Başka birini sevecek olması mideme tuhaf bir his sızdırdığında, avuçlarımın terlemiş olduğunu fark ettim. Onun yanında bulunmak, soğuk sahilde pizza yiyor olsakta sıcaklatıyordu insanı. Hislerimin karmaşıklığı da cabası.
"Ee," dedi elindeki pizza diliminin son parçasını da ağzına yollarken.
"Bana hâla ne yapmam gerektiğini söylemedin." Ellerindeki tozları silkelerken bana baktı.
"Aslında bilmiyorum." Dedim, çalkalanan denizin sesini dinlerken.
"Bu duygular bana çok farklı geliyor,"dedi, buğulu gözleri ayın yansımasında parlıyordu.

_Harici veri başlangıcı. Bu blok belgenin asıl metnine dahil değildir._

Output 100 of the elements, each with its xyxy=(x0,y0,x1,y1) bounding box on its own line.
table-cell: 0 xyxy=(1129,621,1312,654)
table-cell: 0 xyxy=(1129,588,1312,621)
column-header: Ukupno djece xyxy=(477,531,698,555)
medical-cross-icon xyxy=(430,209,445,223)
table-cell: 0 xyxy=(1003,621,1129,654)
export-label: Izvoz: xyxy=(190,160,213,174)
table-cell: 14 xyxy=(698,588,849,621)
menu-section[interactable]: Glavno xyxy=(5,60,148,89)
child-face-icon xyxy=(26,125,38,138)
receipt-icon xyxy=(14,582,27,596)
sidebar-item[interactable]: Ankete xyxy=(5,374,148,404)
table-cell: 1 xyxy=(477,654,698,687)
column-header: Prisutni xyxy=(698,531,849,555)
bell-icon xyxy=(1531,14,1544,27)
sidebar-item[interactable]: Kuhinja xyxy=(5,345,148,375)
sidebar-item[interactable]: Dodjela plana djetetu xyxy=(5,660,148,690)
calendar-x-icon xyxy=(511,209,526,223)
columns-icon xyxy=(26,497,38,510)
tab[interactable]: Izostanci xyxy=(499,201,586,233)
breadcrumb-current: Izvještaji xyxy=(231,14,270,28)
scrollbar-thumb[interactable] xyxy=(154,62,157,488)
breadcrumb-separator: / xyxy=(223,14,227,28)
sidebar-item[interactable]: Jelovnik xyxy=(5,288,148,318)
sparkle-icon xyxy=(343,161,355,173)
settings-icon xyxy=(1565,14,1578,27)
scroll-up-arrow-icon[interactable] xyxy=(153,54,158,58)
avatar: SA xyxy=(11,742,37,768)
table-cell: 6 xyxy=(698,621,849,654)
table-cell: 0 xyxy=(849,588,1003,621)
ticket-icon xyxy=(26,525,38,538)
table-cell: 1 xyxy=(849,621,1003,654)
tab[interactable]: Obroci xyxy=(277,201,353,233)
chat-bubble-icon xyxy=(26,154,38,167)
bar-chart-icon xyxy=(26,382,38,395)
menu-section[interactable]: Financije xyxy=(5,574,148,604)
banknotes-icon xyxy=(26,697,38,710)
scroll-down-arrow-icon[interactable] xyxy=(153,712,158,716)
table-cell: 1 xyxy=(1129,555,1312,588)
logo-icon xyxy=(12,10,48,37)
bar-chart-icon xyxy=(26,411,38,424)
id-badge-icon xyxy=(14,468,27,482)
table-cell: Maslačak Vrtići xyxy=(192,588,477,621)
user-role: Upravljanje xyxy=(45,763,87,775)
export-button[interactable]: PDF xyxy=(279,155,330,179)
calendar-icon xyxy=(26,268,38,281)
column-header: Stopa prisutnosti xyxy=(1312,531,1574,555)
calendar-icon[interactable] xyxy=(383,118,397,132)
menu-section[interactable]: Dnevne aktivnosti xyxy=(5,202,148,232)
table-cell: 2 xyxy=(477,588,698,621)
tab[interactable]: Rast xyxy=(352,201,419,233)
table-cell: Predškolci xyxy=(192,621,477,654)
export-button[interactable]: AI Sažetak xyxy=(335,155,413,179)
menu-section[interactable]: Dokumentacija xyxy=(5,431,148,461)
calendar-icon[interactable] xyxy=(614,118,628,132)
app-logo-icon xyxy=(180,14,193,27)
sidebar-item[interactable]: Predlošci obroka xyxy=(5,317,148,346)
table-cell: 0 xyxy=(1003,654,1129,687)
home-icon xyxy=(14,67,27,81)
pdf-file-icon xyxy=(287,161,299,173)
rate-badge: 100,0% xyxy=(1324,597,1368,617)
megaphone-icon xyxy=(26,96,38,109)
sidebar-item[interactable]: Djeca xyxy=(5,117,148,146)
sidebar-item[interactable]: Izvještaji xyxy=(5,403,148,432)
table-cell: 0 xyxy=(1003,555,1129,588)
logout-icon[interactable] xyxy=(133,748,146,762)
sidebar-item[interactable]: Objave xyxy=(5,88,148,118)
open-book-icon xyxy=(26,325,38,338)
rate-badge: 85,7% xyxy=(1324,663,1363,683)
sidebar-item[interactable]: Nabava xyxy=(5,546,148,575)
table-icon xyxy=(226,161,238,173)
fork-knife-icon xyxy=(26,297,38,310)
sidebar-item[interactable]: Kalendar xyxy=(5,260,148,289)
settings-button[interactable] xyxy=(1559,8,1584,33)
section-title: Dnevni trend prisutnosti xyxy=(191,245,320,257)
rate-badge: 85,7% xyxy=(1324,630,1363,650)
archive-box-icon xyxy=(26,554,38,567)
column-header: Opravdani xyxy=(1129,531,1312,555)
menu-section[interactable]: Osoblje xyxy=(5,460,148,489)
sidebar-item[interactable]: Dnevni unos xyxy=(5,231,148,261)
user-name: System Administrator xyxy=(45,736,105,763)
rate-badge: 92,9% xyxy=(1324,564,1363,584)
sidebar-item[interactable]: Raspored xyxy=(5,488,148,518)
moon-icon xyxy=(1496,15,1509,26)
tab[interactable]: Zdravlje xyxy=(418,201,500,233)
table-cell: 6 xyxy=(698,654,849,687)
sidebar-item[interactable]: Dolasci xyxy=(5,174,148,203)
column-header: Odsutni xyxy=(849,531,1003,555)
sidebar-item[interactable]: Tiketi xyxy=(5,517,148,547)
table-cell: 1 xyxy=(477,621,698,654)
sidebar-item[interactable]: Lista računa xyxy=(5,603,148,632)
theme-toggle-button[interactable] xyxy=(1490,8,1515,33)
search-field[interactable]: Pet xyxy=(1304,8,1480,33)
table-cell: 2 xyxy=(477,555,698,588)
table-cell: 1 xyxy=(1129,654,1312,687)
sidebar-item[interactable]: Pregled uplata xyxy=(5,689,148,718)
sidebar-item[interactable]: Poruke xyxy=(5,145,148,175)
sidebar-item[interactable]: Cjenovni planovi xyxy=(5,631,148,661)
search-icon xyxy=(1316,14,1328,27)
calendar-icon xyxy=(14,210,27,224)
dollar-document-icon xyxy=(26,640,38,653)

"Nasıl anlatsam. Onu uzaktan izliyordum ve şu bir kaç gün içinde sadece bir hata sonucu konuşma fırsatımız oldu." Şaşırdım. Ne anlatmaya çalıştığını anlamak için düşünmek gerekiyordu.
Dikkatimi tamamen ona verdiğimi göstermek için, oturduğum kumun üzerinde doğrularak ona döndüm.
"O olmadan okul koridorlarının bir anlamı yokmuş gibi," fısıldarken gözleri acıyla baktı. Kalbindeki kızı bir an kıskanmadan edemedim.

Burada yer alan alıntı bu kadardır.